How to use local vision model to replace gpt-4 turbo?
I am interested in this project, I tried a lot and find this work very well. But this seems have to use a lot token of gpt, because of screenshot processing. I tried to replace gpt by local other vision model, but not find where should I modify? where is gpt vision used in the source code?
I was perusing the codebase looking for the same answer. Afaict when it calls gpt 4 vision (or whatever other model you happen to specify) it happens here: https://github.com/Skyvern-AI/skyvern/blob/31e1470c6ff745124af2201d8e3996c17702d4fc/skyvern/forge/sdk/api/llm/api_handler_factory.py#L98. Notice how screenshot data is sent along with perhaps a text prompt. That being said, I dunno if it will be super simple to replace your own local vision model or not.

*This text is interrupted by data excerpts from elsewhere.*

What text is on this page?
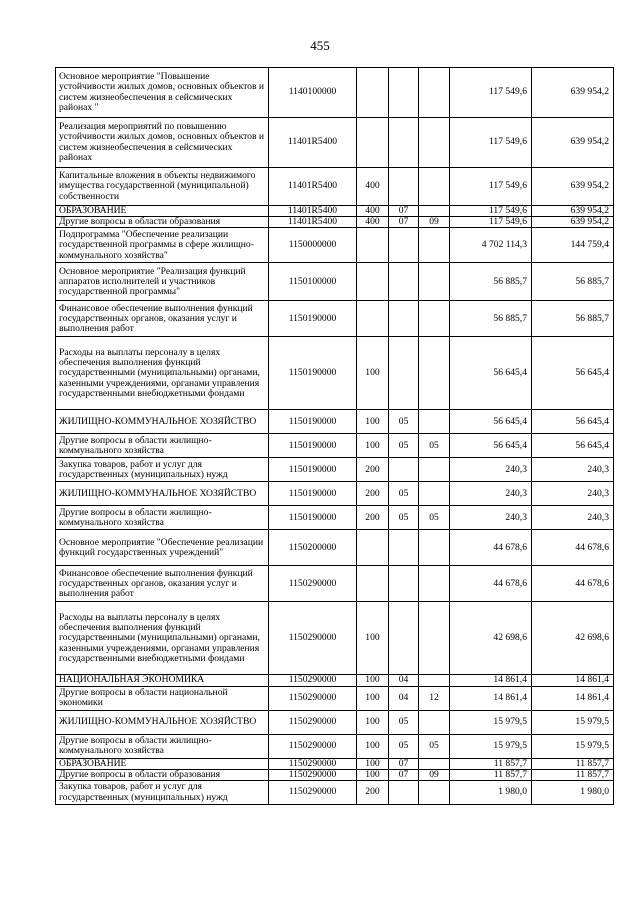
455
Основное мероприятие "Повышение устойчивости жилых домов, основных объектов и систем жизнеобеспечения в сейсмических районах "	1140100000				117 549,6	639 954,2
Реализация мероприятий по повышению устойчивости жилых домов, основных объектов и систем жизнеобеспечения в сейсмических районах	11401R5400				117 549,6	639 954,2
Капитальные вложения в объекты недвижимого имущества государственной (муниципальной) собственности	11401R5400	400			117 549,6	639 954,2
ОБРАЗОВАНИЕ	11401R5400	400	07		117 549,6	639 954,2
Другие вопросы в области образования	11401R5400	400	07	09	117 549,6	639 954,2
Подпрограмма "Обеспечение реализации государственной программы в сфере жилищно-коммунального хозяйства"	1150000000				4 702 114,3	144 759,4
Основное мероприятие "Реализация функций аппаратов исполнителей и участников государственной программы"	1150100000				56 885,7	56 885,7
Финансовое обеспечение выполнения функций государственных органов, оказания услуг и выполнения работ	1150190000				56 885,7	56 885,7
Расходы на выплаты персоналу в целях обеспечения выполнения функций государственными (муниципальными) органами, казенными учреждениями, органами управления государственными внебюджетными фондами	1150190000	100			56 645,4	56 645,4
ЖИЛИЩНО-КОММУНАЛЬНОЕ ХОЗЯЙСТВО	1150190000	100	05		56 645,4	56 645,4
Другие вопросы в области жилищно-коммунального хозяйства	1150190000	100	05	05	56 645,4	56 645,4
Закупка товаров, работ и услуг для государственных (муниципальных) нужд	1150190000	200			240,3	240,3
ЖИЛИЩНО-КОММУНАЛЬНОЕ ХОЗЯЙСТВО	1150190000	200	05		240,3	240,3
Другие вопросы в области жилищно-коммунального хозяйства	1150190000	200	05	05	240,3	240,3
Основное мероприятие "Обеспечение реализации функций государственных учреждений"	1150200000				44 678,6	44 678,6
Финансовое обеспечение выполнения функций государственных органов, оказания услуг и выполнения работ	1150290000				44 678,6	44 678,6
Расходы на выплаты персоналу в целях обеспечения выполнения функций государственными (муниципальными) органами, казенными учреждениями, органами управления государственными внебюджетными фондами	1150290000	100			42 698,6	42 698,6
НАЦИОНАЛЬНАЯ ЭКОНОМИКА	1150290000	100	04		14 861,4	14 861,4
Другие вопросы в области национальной экономики	1150290000	100	04	12	14 861,4	14 861,4
ЖИЛИЩНО-КОММУНАЛЬНОЕ ХОЗЯЙСТВО	1150290000	100	05		15 979,5	15 979,5
Другие вопросы в области жилищно-коммунального хозяйства	1150290000	100	05	05	15 979,5	15 979,5
ОБРАЗОВАНИЕ	1150290000	100	07		11 857,7	11 857,7
Другие вопросы в области образования	1150290000	100	07	09	11 857,7	11 857,7
Закупка товаров, работ и услуг для государственных (муниципальных) нужд	1150290000	200			1 980,0	1 980,0
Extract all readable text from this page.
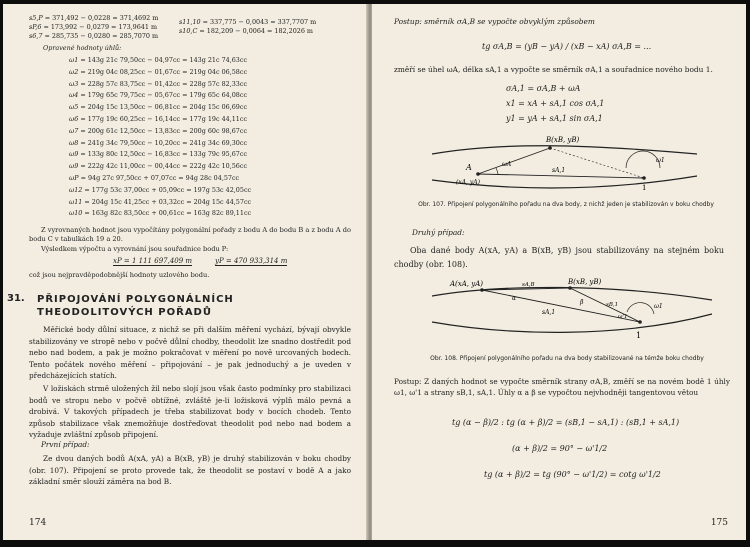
s5,P = 371,492 − 0,0228 = 371,4692 m
sP,6 = 173,992 − 0,0279 = 173,9641 m
s6,7 = 285,735 − 0,0280 = 285,7070 m
s11,10 = 337,775 − 0,0043 = 337,7707 m
s10,C = 182,209 − 0,0064 = 182,2026 m
Opravené hodnoty úhlů:
Z vyrovnaných hodnot jsou vypočítány polygonální pořady z bodu A do bodu B a z bodu A do bodu C v tabulkách 19 a 20.
Výsledkem výpočtu a vyrovnání jsou souřadnice bodu P:
xP = 1 111 697,409 m	yP = 470 933,314 m
což jsou nejpravděpodobnější hodnoty uzlového bodu.
31. PŘIPOJOVÁNÍ POLYGONÁLNÍCH
THEODOLITOVÝCH POŘADŮ
Měřické body důlní situace, z nichž se při dalším měření vychází, bývají obvykle stabilizovány ve stropě nebo v počvě důlní chodby, theodolit lze snadno dostředit pod nebo nad bodem, a pak je možno pokračovat v měření po nově urcovaných bodech. Tento počátek nového měření – připojování – je pak jednoduchý a je uveden v předcházejících statích.
V ložiskách strmě uložených žil nebo slojí jsou však často podmínky pro stabilizaci bodů ve stropu nebo v počvě obtížné, zvláště je-li ložisková výplň málo pevná a drobivá. V takových případech je třeba stabilizovat body v bocích chodeb. Tento způsob stabilizace však znemožňuje dostřeďovat theodolit pod nebo nad bodem a vyžaduje zvláštní způsob připojení.
První případ:
Ze dvou daných bodů A(xA, yA) a B(xB, yB) je druhý stabilizován v boku chodby (obr. 107). Připojení se proto provede tak, že theodolit se postaví v bodě A a jako základní směr slouží záměra na bod B.
174
ω1 = 143g 21c 79,50cc − 04,97cc = 143g 21c 74,63cc
ω2 = 219g 04c 08,25cc − 01,67cc = 219g 04c 06,58cc
ω3 = 228g 57c 83,75cc − 01,42cc = 228g 57c 82,33cc
ω4 = 179g 65c 79,75cc − 05,67cc = 179g 65c 64,08cc
ω5 = 204g 15c 13,50cc − 06,81cc = 204g 15c 06,69cc
ω6 = 177g 19c 60,25cc − 16,14cc = 177g 19c 44,11cc
ω7 = 200g 61c 12,50cc − 13,83cc = 200g 60c 98,67cc
ω8 = 241g 34c 79,50cc − 10,20cc = 241g 34c 69,30cc
ω9 = 133g 80c 12,50cc − 16,83cc = 133g 79c 95,67cc
ω9 = 222g 42c 11,00cc − 00,44cc = 222g 42c 10,56cc
ωP = 94g 27c 97,50cc + 07,07cc = 94g 28c 04,57cc
ω12 = 177g 53c 37,00cc + 05,09cc = 197g 53c 42,05cc
ω11 = 204g 15c 41,25cc + 03,32cc = 204g 15c 44,57cc
ω10 = 163g 82c 83,50cc + 00,61cc = 163g 82c 89,11cc
Postup: směrník σA,B se vypočte obvyklým způsobem
tg σA,B = (yB − yA) / (xB − xA) σA,B = ...
změří se úhel ωA, délka sA,1 a vypočte se směrník σA,1 a souřadnice nového bodu 1.
σA,1 = σA,B + ωA
x1 = xA + sA,1 cos σA,1
y1 = yA + sA,1 sin σA,1
A
(xA, yA)
B(xB, yB)
sA,1
ωA
ω1
1
Obr. 107. Připojení polygonálního pořadu na dva body, z nichž jeden je stabilizován v boku chodby
Druhý případ:
Oba dané body A(xA, yA) a B(xB, yB) jsou stabilizovány na stejném boku chodby (obr. 108).
A(xA, yA)	B(xB, yB)
α
β	sB,1
sA,1
sA,B
ω1
ω'1
1
Obr. 108. Připojení polygonálního pořadu na dva body stabilizované na témže boku chodby
Postup: Z daných hodnot se vypočte směrník strany σA,B, změří se na novém bodě 1 úhly ω1, ω'1 a strany sB,1, sA,1. Úhly α a β se vypočtou nejvhodněji tangentovou větou
tg (α − β)/2 : tg (α + β)/2 = (sB,1 − sA,1) : (sB,1 + sA,1)
(α + β)/2 = 90° − ω'1/2
tg (α + β)/2 = tg (90° − ω'1/2) = cotg ω'1/2
175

I perused source code, and found I have missunderstanding the role of vision-model. Vision-model in this project is not segment or locate all element (this achevied by JS script), but just check whether anything bad happen.
https://github.com/Skyvern-AI/skyvern/pull/251/files
New models can be added similar to the approach here - you could try it out with hosted ollama models once https://github.com/Skyvern-AI/skyvern/issues/242 is implemented
This issue is stale because it has been open for 30 days with no activity.
This issue was closed because it has been inactive for 14 days since being marked as stale.